Always keep these key points in mind:
- Logistic regression is used when the outcome variable is binary (e.g., disease/no disease).
- The model estimates the log-odds of the outcome, which can be transformed into odds ratios for easier interpretation.
- Odds ratios indicate how the odds of the outcome change with a one-unit increase in a predictor variable.
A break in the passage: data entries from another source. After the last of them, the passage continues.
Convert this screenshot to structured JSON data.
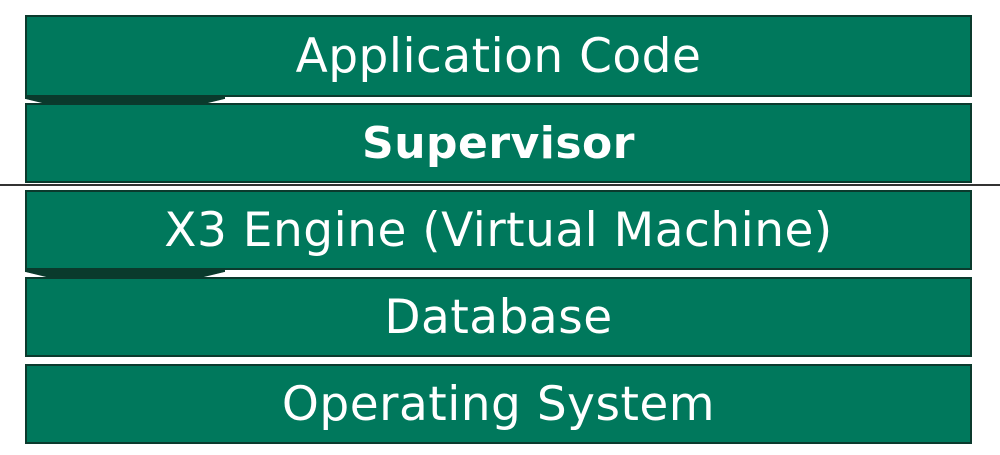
{
  "layers": [
    {
      "label": "Application Code",
      "bold": false
    },
    {
      "label": "Supervisor",
      "bold": true
    },
    {
      "label": "X3 Engine (Virtual Machine)",
      "bold": false
    },
    {
      "label": "Database",
      "bold": false
    },
    {
      "label": "Operating System",
      "bold": false
    }
  ],
  "colors": {
    "layer_fill": "#00785c",
    "layer_border": "#0b3a2d",
    "connector_shadow": "#0a3a2c",
    "text": "#ffffff",
    "divider": "#333333"
  }
}
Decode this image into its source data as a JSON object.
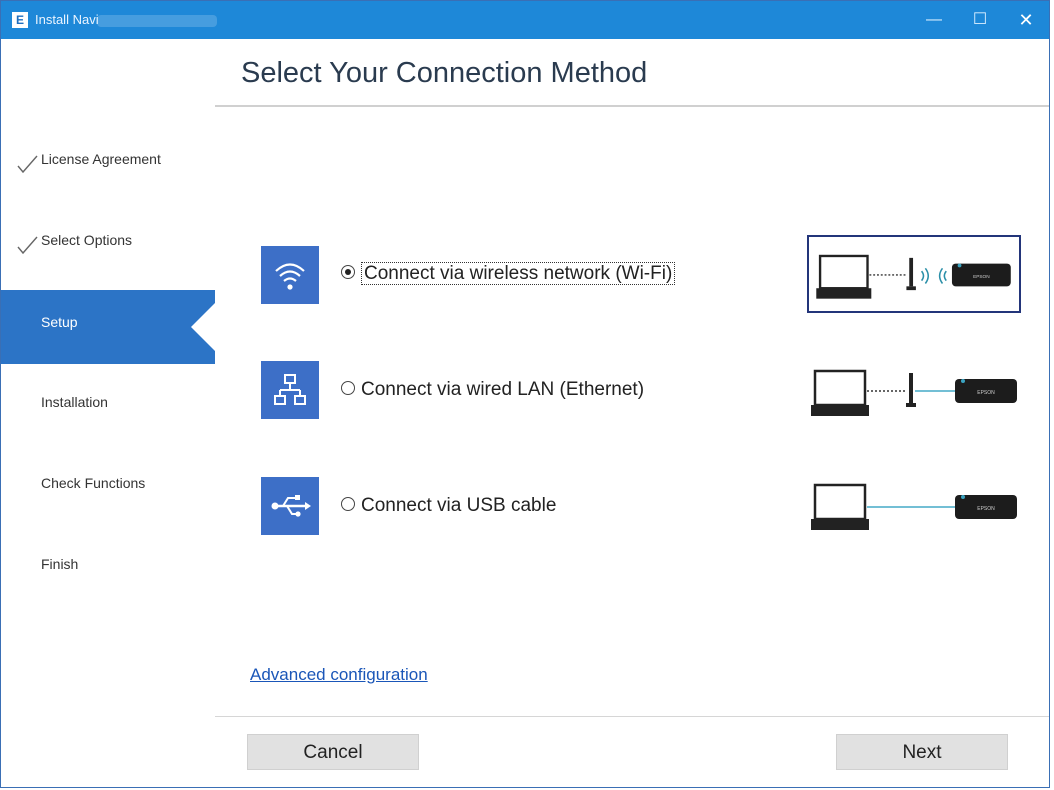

Final Tip for the CPH Exam:
Ensure you understand how to interpret odds ratios from logistic regression and when to use this method. Practice applying logistic regression to real-world public health problems, as this knowledge is essential for the Certified in Public Health (CPH) exam and for analyzing data in health research.
Humanities Moment
The featured image for this CPH Focus is Seascape (1913) by Constant Permeke (Belgian, 1886–1952). Permeke was a pivotal figure in Flemish Expressionism, acclaimed for his evocative paintings and powerful sculptures depicting the harsh lives of fishermen, farmers, and workers. Drawing from his experiences in war and personal hardship, Permeke’s robust forms and earthy palettes express deep empathy for his subjects, while his later years reveal a gentle refinement in color and line. Despite adversity, his work profoundly shaped Belgian modern art in both painting and sculpture.